Pure said it has a lot of new products coming in the next three quarters, and these will help it take more market share.
Outlook, analysts and enterprise buying slowdown
The outlook for the next quarter is $440m at the mid point, 18 per cent higher than the year-ago quarter but a lower grow rate than the current quarter’s 28 per cent. The full year outlook is pared back from $1.76bn to $1.68bn.
Wells Fargo senior analyst Aaron Rakers told subscribers; “We think a reduced forward outlook from Pure has been expected following NetApp’s weak July quarter results and reduced F2020 guide… along with weak enterprise results from Cisco and Intel.”
William Blair analyst Jason Ader sent this message to his readers; “The guide-down was attributed primarily to a precipitous decline in NAND component pricing in the second quarter (which is affecting end-user pricing and deal sizes) and secondarily to increased caution on the macro environment (although Pure has yet to see an impact on its business.)”
Pure CFO Tim Ritters is leaving the company for personal reasons and there were fulsome comments about his great performance as CFO.

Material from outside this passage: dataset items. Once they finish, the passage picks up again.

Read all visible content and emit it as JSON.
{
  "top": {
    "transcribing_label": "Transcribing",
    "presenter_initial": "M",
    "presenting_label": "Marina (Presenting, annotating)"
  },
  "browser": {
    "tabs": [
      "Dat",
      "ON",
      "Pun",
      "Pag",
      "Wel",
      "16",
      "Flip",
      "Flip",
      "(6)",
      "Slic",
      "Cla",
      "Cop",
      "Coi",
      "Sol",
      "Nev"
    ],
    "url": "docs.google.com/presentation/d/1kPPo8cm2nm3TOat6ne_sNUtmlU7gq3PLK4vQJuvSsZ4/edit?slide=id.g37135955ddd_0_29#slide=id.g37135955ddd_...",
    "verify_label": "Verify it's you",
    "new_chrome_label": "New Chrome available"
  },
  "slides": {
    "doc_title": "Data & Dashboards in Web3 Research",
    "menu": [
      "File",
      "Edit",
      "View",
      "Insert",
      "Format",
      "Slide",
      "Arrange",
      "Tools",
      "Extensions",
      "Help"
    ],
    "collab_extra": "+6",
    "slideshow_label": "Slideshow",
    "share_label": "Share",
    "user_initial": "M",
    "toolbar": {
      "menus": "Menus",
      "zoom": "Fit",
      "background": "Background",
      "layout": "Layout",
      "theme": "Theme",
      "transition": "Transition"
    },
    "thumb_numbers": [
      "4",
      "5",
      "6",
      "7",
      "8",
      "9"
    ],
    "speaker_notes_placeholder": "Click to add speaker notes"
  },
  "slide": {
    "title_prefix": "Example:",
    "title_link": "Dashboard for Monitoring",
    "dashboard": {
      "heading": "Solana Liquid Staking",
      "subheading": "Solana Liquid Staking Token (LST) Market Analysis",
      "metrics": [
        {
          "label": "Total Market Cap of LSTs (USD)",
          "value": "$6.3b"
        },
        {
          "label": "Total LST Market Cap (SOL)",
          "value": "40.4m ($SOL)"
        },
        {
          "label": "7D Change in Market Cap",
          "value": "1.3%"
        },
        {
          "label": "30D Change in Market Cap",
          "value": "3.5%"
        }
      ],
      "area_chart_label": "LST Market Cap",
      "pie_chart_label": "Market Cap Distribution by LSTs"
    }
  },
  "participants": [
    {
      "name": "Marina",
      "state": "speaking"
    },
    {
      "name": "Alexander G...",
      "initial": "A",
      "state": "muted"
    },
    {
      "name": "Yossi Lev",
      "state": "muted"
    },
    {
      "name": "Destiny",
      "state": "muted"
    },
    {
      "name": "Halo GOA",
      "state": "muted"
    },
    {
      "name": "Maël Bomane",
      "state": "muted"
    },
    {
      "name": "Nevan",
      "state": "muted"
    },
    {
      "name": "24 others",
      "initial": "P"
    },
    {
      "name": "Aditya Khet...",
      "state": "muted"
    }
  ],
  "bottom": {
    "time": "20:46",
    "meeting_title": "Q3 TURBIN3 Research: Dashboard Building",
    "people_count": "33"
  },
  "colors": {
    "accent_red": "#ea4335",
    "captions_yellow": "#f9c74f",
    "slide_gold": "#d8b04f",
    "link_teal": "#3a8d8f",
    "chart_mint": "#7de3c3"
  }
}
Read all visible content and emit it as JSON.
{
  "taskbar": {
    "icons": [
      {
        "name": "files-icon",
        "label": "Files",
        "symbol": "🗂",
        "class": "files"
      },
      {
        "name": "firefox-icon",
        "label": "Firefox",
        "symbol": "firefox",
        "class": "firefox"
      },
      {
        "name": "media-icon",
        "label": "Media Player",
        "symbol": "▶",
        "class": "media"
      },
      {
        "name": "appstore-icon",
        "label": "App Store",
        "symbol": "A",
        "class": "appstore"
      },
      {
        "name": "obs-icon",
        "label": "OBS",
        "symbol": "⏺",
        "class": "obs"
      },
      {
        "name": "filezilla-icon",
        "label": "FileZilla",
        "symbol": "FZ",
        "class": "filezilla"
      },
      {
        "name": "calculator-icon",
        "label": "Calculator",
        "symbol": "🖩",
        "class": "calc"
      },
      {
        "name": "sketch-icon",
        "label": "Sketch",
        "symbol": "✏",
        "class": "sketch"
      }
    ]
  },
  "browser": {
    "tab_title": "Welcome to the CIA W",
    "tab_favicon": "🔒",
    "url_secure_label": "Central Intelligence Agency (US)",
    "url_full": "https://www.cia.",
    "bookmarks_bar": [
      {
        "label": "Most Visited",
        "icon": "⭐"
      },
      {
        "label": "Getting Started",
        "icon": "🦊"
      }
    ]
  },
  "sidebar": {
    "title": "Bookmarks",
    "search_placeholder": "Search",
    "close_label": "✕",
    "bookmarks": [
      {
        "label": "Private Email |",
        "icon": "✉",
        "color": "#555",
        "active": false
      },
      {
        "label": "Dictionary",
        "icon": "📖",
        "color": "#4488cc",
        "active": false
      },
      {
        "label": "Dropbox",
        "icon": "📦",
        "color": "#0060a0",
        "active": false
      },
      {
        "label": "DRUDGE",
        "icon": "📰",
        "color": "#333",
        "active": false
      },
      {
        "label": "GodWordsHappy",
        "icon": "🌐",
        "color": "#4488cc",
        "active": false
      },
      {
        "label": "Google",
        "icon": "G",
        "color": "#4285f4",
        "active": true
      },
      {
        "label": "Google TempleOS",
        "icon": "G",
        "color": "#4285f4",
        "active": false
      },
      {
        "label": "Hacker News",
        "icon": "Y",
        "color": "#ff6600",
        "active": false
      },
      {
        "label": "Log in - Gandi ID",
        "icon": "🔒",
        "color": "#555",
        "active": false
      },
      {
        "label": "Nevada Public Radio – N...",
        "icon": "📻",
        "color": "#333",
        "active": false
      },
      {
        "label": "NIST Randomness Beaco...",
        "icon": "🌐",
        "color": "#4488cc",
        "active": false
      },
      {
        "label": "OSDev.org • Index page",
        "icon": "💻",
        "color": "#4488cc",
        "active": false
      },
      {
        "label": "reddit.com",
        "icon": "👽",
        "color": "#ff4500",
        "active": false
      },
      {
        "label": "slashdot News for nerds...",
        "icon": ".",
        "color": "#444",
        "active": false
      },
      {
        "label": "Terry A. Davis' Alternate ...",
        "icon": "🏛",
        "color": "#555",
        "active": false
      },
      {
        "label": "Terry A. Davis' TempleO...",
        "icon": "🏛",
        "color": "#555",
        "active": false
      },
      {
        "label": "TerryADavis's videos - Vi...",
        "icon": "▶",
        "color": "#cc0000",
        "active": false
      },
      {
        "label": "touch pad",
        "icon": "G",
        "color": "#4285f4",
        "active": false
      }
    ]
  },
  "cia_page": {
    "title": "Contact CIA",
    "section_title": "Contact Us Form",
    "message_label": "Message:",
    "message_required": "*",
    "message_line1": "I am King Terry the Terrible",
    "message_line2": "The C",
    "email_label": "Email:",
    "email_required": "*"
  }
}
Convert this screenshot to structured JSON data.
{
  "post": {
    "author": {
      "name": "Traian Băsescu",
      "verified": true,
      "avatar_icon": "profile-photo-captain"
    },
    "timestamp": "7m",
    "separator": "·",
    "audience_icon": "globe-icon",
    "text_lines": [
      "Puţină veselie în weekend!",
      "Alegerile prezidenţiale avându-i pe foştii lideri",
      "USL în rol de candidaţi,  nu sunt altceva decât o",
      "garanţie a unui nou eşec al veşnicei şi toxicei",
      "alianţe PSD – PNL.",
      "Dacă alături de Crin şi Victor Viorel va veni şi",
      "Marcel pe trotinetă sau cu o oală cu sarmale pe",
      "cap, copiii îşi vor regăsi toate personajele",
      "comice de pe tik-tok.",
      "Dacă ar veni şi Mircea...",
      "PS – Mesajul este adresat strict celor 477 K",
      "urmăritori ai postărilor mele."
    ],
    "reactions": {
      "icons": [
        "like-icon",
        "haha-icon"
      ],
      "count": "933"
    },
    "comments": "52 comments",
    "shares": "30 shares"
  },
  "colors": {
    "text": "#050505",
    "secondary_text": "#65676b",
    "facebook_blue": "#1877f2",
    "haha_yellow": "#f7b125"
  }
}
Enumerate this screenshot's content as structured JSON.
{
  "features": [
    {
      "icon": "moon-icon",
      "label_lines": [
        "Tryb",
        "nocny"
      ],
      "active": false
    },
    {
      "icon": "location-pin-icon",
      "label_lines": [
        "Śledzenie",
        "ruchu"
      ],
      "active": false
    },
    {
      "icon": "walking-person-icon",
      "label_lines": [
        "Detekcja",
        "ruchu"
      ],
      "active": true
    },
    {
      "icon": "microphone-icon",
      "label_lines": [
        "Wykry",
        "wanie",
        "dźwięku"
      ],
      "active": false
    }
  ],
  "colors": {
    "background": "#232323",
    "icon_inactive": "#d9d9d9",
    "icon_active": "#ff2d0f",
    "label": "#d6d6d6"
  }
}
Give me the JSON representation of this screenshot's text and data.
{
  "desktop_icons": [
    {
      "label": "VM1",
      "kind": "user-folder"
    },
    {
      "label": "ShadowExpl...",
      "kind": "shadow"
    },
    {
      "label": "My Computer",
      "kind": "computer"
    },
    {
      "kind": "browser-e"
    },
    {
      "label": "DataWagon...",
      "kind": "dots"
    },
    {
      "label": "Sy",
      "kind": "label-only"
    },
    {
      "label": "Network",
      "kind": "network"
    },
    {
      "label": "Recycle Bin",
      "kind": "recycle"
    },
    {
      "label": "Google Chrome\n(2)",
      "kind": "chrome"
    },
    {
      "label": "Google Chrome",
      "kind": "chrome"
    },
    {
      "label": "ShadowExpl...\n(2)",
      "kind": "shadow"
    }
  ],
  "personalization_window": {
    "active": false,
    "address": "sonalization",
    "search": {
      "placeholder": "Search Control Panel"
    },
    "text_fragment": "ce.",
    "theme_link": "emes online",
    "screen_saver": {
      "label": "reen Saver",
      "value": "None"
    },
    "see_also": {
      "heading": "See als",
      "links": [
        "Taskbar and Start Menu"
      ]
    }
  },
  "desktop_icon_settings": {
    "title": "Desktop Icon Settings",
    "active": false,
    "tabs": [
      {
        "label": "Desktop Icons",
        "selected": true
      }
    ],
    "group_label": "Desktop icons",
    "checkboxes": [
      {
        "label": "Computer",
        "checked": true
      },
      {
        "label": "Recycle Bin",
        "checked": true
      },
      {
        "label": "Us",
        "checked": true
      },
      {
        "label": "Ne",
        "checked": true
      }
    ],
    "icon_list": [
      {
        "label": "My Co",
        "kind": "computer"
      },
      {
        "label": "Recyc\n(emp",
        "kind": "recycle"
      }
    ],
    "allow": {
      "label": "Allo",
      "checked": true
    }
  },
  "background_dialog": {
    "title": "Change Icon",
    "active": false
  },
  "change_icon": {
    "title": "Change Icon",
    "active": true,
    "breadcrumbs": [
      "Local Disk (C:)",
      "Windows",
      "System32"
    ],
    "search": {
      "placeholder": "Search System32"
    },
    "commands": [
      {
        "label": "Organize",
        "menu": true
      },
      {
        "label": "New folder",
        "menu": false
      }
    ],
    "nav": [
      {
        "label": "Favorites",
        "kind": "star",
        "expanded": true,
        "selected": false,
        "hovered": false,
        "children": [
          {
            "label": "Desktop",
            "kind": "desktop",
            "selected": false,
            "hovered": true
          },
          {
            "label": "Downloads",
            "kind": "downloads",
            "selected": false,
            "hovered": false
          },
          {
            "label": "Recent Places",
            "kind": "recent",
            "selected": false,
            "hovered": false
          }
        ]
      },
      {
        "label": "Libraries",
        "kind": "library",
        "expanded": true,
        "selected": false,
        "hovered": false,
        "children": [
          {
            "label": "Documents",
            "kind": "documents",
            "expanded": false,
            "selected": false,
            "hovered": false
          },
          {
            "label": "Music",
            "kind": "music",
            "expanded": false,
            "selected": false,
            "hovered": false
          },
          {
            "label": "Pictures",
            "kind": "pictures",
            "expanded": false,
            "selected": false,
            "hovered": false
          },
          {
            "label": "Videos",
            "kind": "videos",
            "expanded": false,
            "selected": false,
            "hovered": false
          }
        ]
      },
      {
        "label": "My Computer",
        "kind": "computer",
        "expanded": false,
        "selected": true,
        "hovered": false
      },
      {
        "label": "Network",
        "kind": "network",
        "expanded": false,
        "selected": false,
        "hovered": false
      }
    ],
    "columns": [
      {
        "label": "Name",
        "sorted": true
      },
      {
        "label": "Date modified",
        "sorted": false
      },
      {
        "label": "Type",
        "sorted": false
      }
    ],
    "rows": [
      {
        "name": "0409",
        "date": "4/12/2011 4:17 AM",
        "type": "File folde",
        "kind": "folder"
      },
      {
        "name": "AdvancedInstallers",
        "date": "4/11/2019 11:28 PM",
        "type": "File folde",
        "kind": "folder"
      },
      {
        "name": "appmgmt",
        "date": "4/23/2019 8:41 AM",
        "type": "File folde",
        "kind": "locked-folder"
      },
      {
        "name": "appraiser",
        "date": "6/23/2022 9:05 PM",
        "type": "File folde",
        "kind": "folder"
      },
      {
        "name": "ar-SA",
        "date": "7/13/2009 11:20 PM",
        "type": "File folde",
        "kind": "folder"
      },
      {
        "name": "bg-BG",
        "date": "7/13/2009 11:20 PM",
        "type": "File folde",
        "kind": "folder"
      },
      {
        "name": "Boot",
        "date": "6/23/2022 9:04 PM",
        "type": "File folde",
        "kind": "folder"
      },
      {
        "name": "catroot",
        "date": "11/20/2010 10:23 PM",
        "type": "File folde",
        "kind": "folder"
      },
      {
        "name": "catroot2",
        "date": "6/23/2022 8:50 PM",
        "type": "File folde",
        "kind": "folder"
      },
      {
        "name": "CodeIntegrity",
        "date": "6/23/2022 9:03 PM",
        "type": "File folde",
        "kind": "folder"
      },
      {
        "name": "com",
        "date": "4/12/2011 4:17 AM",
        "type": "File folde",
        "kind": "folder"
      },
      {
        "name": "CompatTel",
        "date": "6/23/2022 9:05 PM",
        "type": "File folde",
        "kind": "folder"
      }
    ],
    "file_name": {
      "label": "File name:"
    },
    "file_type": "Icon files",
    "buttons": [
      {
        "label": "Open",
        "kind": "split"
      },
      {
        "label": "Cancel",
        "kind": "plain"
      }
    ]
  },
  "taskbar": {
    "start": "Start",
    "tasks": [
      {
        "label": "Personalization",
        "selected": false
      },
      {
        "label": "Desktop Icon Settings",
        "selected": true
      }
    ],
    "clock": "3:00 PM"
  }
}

Datrium today introduced a disaster recovery-as-a-service (DRaaS) using the VMware Cloud on AWS as the remote DR data centre.
The service is imaginatively called “Datrium DRaaS with VMware Cloud on AWS” and the hybrid converged system supplier said it is much simpler for customers than running their own remote data centre. There is a consistent management environment and Datrium handles all ordering, billing and support. It claims its DRaaS is up to 10 times less expensive that a traditional DR operation, but has not yet provided an example.
Datrium organised a fun quote from Steve Duplessie, senior analyst at ESG: “Let’s face it – DR has been more disaster than recovery. It has been virtually impossible to have legitimate DR for decades, and the problem just keeps getting worse with exponential data growth and overall complexity.”
And here’s another from Bryan Betts, Principal Analyst, Freeform Dynamics. “Cloud-based disaster recovery has been something of a Holy Grail—great in theory, but a lot harder to achieve in practice, thanks to the complexity of marrying up disparate environments,” he said. “Datrium DRaaS has the potential to completely flip that around – given testing and careful planning, of course! – by guaranteeing a matching DR setup in the cloud.”
Datrium DRaaS, the features
Datrium copies on-premises virtual machine (VM) data to the AWS cloud. Should disaster strike it can then start up a replacement cloud version of the on-premises DVX systems.
Datrium DRaaS diagram
Data upload takes place with deduplicated and compressed VM snapshots stored in AWS S3. These VMs are stored in native vSphere format and provide the basis for incremental backup and DR.
Datrium’s DRaaS offers a 30-minute recovery compliance objective (RCO) with autonomous compliance checks and just-in-time creation of VMware SDDCs from the S3-stored snapshots.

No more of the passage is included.